Two police officers were shot Wednesday in Ferguson
Hank Johnson, Michael Shank: Policing style needs rethink
Editor’s Note: Hank Johnson represents Georgia’s 4th Congressional District and serves on the House Judiciary and Armed Services committees. Michael Shank, a former congressional staffer, is adjunct faculty at George Mason University’s School for Conflict Analysis and Resolution. The views expressed are their own.
Ferguson is crumbling. The cowardly and reprehensible shooting Wednesday night of two police officers came in a tumultuous seven days for the Missouri town, which had already seen Ferguson Police Chief Thomas Jackson announce his resignation after a damning Justice Department report on its police department.
The report, which was ordered in the wake of the killing of Michael Brown last year, highlighted a predatory policing problem and a department that was biased, prejudiced and that has regularly targeted, arrested and fined African-Americans.
Residents understandably want justice. But what’s worse in all this is that Ferguson is illustrative of a broader problem across the country as increasingly militarized majority-white police departments demonstrate consistent racial bias toward majority-black communities.
It’s a combustible mix.
In three-quarters of all U.S. cities with populations 50,000 or more, the police presence is “disproportionately white relative to the local population,” according to The Washington Post. And tensions are being exacerbated by the use among police departments of military weapons, and stipulations that these former war zone weapons must be used within a year of acquisition.
All this suggests a need for a completely new mindset on how we try to understand and implement policing practices across America. Indeed, a wholesale review of policies and approaches to law enforcement is needed, something that will likely necessitate drastic reforms in some departments so they can better represent, integrate, problem solve and liaise with the communities they are serving.
First and foremost, our police departments must better reflect the diverse demographics of our increasingly diverse nation, whether it be race, creed, sexual orientation and more. America is changing fast, but police departments aren’t keeping up. Training and recruitment of minorities is critical, yet far more needs to be taking place. With this in mind, amplifying community policing models that work and scaling them up immediately is essential if we are to stem the growing and sometimes overwhelming tide of frustration, anger and cynicism welling up among young African, Asian and Hispanic Americans.
Second, we must radically rethink the trend toward the indiscriminate procurement and use of surplus military grade weaponry, which under the Department of Defense’s 1033 program is flowing from battlefields to our local police forces. When the weapons of war come home from Iraq and Afghanistan to help police America’s cities and towns, then you know something has gone terribly wrong with this country. Mine-resistant ambush protected vehicles, tanks, drones, grenades and assault weapons should not replace the community policing of our Main Streets. Ferguson is an excellent example of how the deployment of heavy weaponry inflames rather than de-escalates a crisis situation.
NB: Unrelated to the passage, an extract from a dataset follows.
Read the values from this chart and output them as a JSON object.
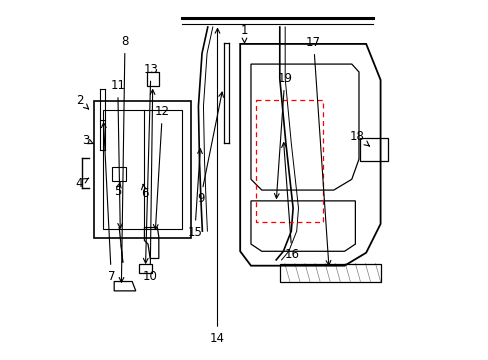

Having military equipment on our streets does not make citizens feel safer, which is why the Stop Militarizing Law Enforcement Act was recently reintroduced in Congress. We do not need our officers looking like “Robocop” when they patrol our streets. It’s that simple. Yet until such a bill is passed, war weapons will continue to flood our streets; Congress must act to stem this tide.
We understand that times have changed and that new security threats require new solutions and procedures. But it doesn’t justify the 150 raids per day by special weapons and tactics units for incidents that can be as benign as a Department of Education warrant. This kind of aggressive approach doesn’t engender the kind of engagement necessary for identifying real risks lurking in a community. In fact, the opposite happens. Intelligence opportunities are dead on arrival, and potential allies who would otherwise be ready to help shut down immediately.
Aggressive military-type action is quickly turning Americans against fellow citizens who they are ostensibly there to serve and protect. We therefore trust that President Barack Obama and Attorney General Eric Holder will take decisive action, working hand in hand with police departments all across this country. Yes, the White House’s task force on police militarization was a start, but more concrete measures are needed if we want to reverse the rising anger in Ferguson and elsewhere.
The time for a change is now. If we don’t press our police departments to reflect the makeup and needs of our communities, then towns like Ferguson will unravel further.